Consider all 3-term geometric sequences with first term 1 and with common ratio the square of an integer between 1 and 1000 (inclusive). How
many of these 1000 geometric sequences have the property that the sum of the 3 terms is prime?
To solve this problem, we need to find the number of geometric sequences that have the property of the sum of their terms being prime.
Let's analyze the problem step by step:
1. We are given that the first term of the geometric sequence is 1. So, the three terms will be 1, x, and x^2, where x is the common ratio of the sequence.
2. The sum of the three terms of the sequence is given by S = 1 + x + x^2.
3. We need to find the values of x for which the sum S is a prime number.
To find the number of sequences that satisfy this property, we need to check each value of x (the common ratio) between 1 and 1000 (inclusive) and determine if the sum S is prime.
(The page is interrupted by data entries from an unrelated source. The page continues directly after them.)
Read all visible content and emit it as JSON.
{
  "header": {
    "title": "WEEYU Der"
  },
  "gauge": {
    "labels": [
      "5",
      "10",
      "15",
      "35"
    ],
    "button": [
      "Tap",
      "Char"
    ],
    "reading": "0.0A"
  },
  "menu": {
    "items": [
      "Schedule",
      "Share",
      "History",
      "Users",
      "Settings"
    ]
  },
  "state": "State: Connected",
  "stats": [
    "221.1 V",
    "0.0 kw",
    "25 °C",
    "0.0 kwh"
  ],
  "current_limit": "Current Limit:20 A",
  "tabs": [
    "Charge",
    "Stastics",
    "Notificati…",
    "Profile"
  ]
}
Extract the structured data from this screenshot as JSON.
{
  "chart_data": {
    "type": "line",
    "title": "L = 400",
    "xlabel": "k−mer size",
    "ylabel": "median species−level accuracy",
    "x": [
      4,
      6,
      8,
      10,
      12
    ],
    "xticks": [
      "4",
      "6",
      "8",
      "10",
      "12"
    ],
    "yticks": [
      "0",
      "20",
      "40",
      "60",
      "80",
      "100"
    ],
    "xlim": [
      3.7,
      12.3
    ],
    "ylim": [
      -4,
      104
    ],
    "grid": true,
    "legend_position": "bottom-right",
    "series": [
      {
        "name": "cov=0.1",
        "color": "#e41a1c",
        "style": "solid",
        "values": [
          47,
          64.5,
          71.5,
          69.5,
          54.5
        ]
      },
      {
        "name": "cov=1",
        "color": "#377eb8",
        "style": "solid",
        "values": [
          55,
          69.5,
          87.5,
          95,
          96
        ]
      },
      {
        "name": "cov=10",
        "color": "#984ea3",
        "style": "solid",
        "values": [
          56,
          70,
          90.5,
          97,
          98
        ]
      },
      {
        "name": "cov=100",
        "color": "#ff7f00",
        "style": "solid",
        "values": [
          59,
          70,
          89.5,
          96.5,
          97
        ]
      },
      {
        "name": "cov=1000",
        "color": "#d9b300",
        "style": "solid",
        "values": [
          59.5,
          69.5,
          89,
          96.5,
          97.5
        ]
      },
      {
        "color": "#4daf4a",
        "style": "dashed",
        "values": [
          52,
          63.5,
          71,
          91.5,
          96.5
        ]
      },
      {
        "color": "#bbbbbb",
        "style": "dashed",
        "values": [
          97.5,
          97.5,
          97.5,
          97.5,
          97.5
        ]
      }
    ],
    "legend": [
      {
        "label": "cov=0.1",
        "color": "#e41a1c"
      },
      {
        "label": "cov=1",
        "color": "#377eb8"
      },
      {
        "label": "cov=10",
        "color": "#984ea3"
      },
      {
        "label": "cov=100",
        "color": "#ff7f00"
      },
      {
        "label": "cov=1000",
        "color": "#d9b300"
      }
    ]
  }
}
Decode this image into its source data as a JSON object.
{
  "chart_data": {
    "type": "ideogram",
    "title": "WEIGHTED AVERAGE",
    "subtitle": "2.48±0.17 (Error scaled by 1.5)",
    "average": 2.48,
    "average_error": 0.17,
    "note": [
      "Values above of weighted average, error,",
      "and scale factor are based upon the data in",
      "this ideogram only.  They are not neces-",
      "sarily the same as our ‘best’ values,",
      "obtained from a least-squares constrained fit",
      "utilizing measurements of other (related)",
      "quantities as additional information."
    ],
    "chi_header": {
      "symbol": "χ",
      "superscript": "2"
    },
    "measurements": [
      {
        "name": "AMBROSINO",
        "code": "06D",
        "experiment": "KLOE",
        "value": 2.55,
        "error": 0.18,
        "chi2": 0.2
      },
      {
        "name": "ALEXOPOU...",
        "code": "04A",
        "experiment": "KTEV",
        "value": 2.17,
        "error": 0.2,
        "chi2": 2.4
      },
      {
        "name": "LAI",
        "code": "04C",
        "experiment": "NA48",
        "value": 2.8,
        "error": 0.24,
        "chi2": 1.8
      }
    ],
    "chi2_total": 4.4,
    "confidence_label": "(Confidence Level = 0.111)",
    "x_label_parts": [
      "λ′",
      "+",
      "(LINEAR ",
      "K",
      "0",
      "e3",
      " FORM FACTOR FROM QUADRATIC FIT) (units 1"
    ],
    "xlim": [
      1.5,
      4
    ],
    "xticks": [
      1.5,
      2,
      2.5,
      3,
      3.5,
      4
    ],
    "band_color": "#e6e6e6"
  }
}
Here's an algorithm to do that:
1. Initialize a counter variable to keep track of the number of sequences with prime sums. Set it to 0.
2. Iterate through each value of x from 1 to 1000 (inclusive).
3. Calculate the sum of the three terms using the formula S = 1 + x + x^2.
4. Check if the sum S is a prime number. To do this, check if S is divisible evenly by any number between 2 and the square root of S. If it is, then it is not a prime number. If it's not divisible by any number, then it is a prime number.
5. If the sum S is a prime number, increment the counter variable.
6. After iterating through all values of x, the counter variable will hold the number of sequences with prime sums.
Note: To efficiently check for prime numbers, you can use a primality testing algorithm like the Sieve of Eratosthenes or the Miller-Rabin primality test.
Implementing this algorithm in code will give you the desired answer.